Unlike frameworks that might force a centralised control scheme, GenRL is built for environments where agents can learn and interact in a distributed, open, and permissionless manner.
Four Components
At its heart, GenRL puts the user in control of defining the entire 'game' agents play. We've built an intuitive, modular architecture that orchestrates the complete RL cycle, allowing you to tailor every aspect of your environment.
This is achieved through four well-defined components: [1] DataManager, [2] RewardManager, [3] Trainer, and [4] GameManager.
1. DataManager
Manages data and initializes each training round.
The DataManager defines and organizes the dataset your RL environment uses, whether it’s a large quantity of text, a labeled image collection, or a specialized format like a chessboard configuration.
It makes sure the system has the right inputs to learn and perform tasks effectively by 'managing' the given data.
By choosing and structuring data precisely, you directly shape the RL environment’s scope, performance, and applicability, since the nature and quality of the dataset determine the agent’s learning efficiency and potential outcomes. For example, richer datasets can improve robustness and generalization, while narrow datasets may constrain learning to specific scenarios.
2. RewardManager
Defines custom reward logic.
The RewardManager defines and implements model-based reward evaluation, using frozen evaluators to score predicted correctness instead of rule-based checks.
By translating outcomes into feedback signals, it directly shapes the objective of your RL environment, influencing what behaviors are encouraged and how policies evolve over time.
3. Trainer
The Trainer applies algorithms such as GRPO (Group Relative Policy Optimization) to update solver policies from evaluator-scored rollouts.
The Trainer component handles both learning and rollout generation: it manages the core training loop, i.e., applying your chosen RL paradigm (e.g. policy gradient optimization, value-function approximation, etc.) to update the policy.
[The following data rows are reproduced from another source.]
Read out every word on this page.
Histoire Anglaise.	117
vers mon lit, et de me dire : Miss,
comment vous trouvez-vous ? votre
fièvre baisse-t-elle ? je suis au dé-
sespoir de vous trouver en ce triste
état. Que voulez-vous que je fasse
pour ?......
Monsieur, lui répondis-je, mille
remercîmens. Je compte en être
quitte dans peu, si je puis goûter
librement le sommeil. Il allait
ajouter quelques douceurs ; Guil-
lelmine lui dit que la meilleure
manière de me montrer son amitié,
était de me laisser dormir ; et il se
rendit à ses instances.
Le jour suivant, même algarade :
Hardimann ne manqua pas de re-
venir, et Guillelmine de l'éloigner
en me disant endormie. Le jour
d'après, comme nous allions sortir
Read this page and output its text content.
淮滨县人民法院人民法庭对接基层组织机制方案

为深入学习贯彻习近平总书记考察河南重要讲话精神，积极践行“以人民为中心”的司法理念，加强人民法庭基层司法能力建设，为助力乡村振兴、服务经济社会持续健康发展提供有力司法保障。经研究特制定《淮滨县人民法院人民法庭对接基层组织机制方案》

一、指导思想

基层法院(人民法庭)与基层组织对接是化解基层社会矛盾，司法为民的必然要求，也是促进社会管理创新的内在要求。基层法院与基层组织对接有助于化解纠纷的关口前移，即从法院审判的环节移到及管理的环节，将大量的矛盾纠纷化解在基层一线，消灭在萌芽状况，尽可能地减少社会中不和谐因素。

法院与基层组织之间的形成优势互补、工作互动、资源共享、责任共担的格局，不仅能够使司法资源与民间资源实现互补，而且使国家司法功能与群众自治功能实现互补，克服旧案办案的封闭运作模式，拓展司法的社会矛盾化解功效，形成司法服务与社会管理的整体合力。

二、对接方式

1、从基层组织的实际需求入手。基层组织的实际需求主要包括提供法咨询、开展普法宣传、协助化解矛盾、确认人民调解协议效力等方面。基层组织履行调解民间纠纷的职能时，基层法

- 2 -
It also produces the rollouts that drive agent–environment interactions to make sure the experiences needed for each subsequent training step are generated and ingested without a hitch.
4. GameManager
Coordinates data flow and communication between multiple agents.
The GameManager coordinates the data flow efficiently and effectively among the key modules you define, so there is smooth interaction between these modules and the other agents within the multi-agent swarm. It acts as a central hub that manages communications, synchronizes processes, and facilitates the exchange of information.
GenRL allows module customization for tailored learning goals and agent interactions, supporting scalable multi-agent RL solutions. It works with any environment, including CodeZero and legacy ones like Reasoning Gym.
Framework Defined Progression
The game progresses on a per-round basis.
Each round, the DataManager initializes the round data, triggering the game’s stages.
For every stage, rollouts are generated, added to the game state, and shared with the swarm.
Once the agent completes all predefined stages, rewards are evaluated and policies are updated.
The user retains full control over this process within the Trainer.train method, allowing policy updates on either a per-stage or per-round basis.